Le vieillard et l’enfant

 

 

Près d’un enfant, triste et rêveur,

Un bon vieillard, le front morose,

De l’espérance à peine éclose

Aimait à voir la tendre fleur.

Puis, d’une main faible et tremblante,

Il le berçait à son réveil ;

Pour l’inviter au doux sommeil,

Sa voix était si caressante !

 

« Dors bien, mon ange, dors encor ;

« Plus lard, tu connaîtras ce monde !...

« Je veux bercer ta tête blonde,

« Je veux bercer tes rêves d’or...

« De ton sommeil le doux murmure

« Vient caresser mes cheveux blancs,

« Et près de. toi de mes vieux ans

« Je sens moins la chaîne si dure.

 

« Tu nais, et moi, vieillard, je meurs...

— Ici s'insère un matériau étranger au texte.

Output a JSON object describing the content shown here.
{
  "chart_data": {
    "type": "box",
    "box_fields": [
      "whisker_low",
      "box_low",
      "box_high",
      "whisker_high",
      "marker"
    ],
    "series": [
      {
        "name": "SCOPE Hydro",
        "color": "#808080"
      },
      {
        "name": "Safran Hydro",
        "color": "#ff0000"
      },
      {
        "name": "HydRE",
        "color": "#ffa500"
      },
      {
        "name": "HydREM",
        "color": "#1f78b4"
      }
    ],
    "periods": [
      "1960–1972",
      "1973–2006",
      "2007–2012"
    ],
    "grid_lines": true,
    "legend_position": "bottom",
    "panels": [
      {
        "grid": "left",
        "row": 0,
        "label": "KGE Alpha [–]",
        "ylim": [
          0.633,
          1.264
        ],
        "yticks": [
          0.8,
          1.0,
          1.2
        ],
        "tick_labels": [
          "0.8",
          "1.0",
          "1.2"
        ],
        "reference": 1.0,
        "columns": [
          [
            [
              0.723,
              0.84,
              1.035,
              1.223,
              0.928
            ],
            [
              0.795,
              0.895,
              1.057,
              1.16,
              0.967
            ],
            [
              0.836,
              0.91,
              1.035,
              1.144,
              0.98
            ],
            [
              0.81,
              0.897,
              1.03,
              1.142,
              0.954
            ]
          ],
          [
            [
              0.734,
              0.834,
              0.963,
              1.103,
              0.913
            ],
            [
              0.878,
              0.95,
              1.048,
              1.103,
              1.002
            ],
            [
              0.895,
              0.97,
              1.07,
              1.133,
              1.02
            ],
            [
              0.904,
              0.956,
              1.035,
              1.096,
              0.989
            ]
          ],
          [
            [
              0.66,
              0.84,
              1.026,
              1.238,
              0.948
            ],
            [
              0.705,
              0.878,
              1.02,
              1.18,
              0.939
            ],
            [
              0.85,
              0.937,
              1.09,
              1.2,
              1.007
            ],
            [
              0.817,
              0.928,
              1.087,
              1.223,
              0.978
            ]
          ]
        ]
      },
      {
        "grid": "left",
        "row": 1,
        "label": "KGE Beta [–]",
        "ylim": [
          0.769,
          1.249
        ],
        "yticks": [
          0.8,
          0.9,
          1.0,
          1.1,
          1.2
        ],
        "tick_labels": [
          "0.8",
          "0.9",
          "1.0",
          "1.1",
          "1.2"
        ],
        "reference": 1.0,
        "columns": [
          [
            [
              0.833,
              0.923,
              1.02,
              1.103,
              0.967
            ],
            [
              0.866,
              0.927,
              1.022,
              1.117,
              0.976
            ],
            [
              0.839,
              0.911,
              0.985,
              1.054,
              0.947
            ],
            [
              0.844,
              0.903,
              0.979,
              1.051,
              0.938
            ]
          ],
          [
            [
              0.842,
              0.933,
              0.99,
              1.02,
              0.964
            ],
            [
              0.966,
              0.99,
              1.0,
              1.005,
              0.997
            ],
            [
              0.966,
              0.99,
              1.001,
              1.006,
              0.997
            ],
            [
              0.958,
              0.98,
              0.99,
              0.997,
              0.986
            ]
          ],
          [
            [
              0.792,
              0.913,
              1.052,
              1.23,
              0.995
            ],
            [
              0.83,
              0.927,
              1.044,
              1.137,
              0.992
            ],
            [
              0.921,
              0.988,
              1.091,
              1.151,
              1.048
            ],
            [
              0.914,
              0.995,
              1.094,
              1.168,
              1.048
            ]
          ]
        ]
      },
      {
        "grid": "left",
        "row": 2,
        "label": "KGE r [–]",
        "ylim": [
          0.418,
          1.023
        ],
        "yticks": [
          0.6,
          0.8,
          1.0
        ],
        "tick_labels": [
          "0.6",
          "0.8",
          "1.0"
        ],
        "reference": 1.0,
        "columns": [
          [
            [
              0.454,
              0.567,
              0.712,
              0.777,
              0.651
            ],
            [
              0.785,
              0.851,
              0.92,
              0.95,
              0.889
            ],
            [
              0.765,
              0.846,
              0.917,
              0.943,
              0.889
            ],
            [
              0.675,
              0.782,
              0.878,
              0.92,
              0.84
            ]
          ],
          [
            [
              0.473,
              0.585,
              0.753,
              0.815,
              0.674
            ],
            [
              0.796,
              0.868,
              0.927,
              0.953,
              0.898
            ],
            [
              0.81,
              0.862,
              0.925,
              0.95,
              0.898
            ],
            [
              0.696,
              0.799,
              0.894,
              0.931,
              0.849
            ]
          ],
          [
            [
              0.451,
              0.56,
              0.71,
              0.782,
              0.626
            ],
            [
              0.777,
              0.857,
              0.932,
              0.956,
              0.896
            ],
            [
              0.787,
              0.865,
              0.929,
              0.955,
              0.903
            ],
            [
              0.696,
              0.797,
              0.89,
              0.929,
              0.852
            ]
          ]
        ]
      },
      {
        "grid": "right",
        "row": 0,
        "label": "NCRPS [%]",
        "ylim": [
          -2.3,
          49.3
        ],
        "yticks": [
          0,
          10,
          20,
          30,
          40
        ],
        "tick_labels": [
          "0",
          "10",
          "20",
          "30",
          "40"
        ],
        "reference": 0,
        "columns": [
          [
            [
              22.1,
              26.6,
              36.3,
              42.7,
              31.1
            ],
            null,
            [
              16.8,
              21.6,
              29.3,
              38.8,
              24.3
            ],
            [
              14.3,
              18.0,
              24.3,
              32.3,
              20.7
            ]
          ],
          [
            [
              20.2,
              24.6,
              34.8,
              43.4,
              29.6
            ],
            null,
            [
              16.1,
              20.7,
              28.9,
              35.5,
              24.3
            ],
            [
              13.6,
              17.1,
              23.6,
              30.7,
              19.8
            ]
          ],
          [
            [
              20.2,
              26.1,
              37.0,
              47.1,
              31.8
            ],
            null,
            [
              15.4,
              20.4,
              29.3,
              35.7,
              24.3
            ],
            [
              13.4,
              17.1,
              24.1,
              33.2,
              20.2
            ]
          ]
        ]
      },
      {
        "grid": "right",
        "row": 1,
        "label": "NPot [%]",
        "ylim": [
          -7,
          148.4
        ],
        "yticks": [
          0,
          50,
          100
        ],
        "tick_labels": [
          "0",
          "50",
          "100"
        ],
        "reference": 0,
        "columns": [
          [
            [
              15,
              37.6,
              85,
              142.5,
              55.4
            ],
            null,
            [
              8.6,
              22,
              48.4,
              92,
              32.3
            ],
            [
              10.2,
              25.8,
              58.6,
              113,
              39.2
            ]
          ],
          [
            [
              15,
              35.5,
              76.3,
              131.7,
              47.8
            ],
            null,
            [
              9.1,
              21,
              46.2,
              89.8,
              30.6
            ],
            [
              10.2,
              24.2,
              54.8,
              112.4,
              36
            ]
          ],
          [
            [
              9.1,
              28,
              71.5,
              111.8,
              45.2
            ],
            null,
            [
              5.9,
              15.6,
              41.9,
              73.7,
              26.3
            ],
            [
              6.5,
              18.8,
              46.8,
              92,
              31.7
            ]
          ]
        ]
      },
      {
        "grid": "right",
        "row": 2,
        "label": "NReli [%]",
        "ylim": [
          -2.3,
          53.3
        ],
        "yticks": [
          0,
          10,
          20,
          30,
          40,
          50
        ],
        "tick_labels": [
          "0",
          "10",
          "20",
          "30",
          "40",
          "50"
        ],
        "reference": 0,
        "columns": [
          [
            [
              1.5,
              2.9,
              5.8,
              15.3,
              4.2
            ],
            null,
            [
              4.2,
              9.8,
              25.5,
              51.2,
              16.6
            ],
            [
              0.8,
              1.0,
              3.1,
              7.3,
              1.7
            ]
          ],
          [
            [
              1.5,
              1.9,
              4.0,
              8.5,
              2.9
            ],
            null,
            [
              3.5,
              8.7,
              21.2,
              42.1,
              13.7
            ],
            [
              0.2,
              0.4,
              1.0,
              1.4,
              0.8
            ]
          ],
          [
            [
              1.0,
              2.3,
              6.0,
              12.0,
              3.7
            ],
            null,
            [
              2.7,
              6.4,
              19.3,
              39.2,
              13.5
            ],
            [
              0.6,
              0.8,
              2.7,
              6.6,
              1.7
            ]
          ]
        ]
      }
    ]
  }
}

« Je termine mon long voyage...

« Mais la mort est douce à mon âge !...

« La tombe cause tant de pleurs !!!

« Tu verras, tu verras, mon ange,

« Si Dieu te prête de longs jours,

« Que les moments heureux sont courts,

« Que le destin jamais ne change !...

 

« Adolescent, sur ton chemin,

« Loin des beaux jours de ton enfance,

« Misère, pauvreté, souffrance,

« Diront : Secourez-moi, j’ai faim.

« Ô mon enfant, que Dieu te donne

« Le doux pouvoir de soulager !

« Il est si beau de protéger

« Ceux que le bonheur abandonne !...

 

« Tu vis, toi, mais tu vis heureux...

« Les baisers de ta jeune mère,

« Donnés souvent sur ta paupière,

« Font chaque jour fermer tes yeux.

« Mon bel enfant, combien j’envie

« Ton cœur si vrai, ton cœur si pur,

« Car des méchants le souffle impur

« N’a pas flétri ta jeune vie !... »

 

Et le vieillard, sur cet enfant,

Reposant sa tête aussi blanche

Que le lis dont la fleur se penche,

Lui redisait en le berçant :

« Plus tard, tu connaîtras ce monde !

« Dors bien, mon ange, dors encor...

« Je veux bercer ta tête blonde,

« Je veux bercer tes rêves d’or..... »

 

 

 

Ernest GRIFFONI.

 

Paru dans La Muse des familles en 1858.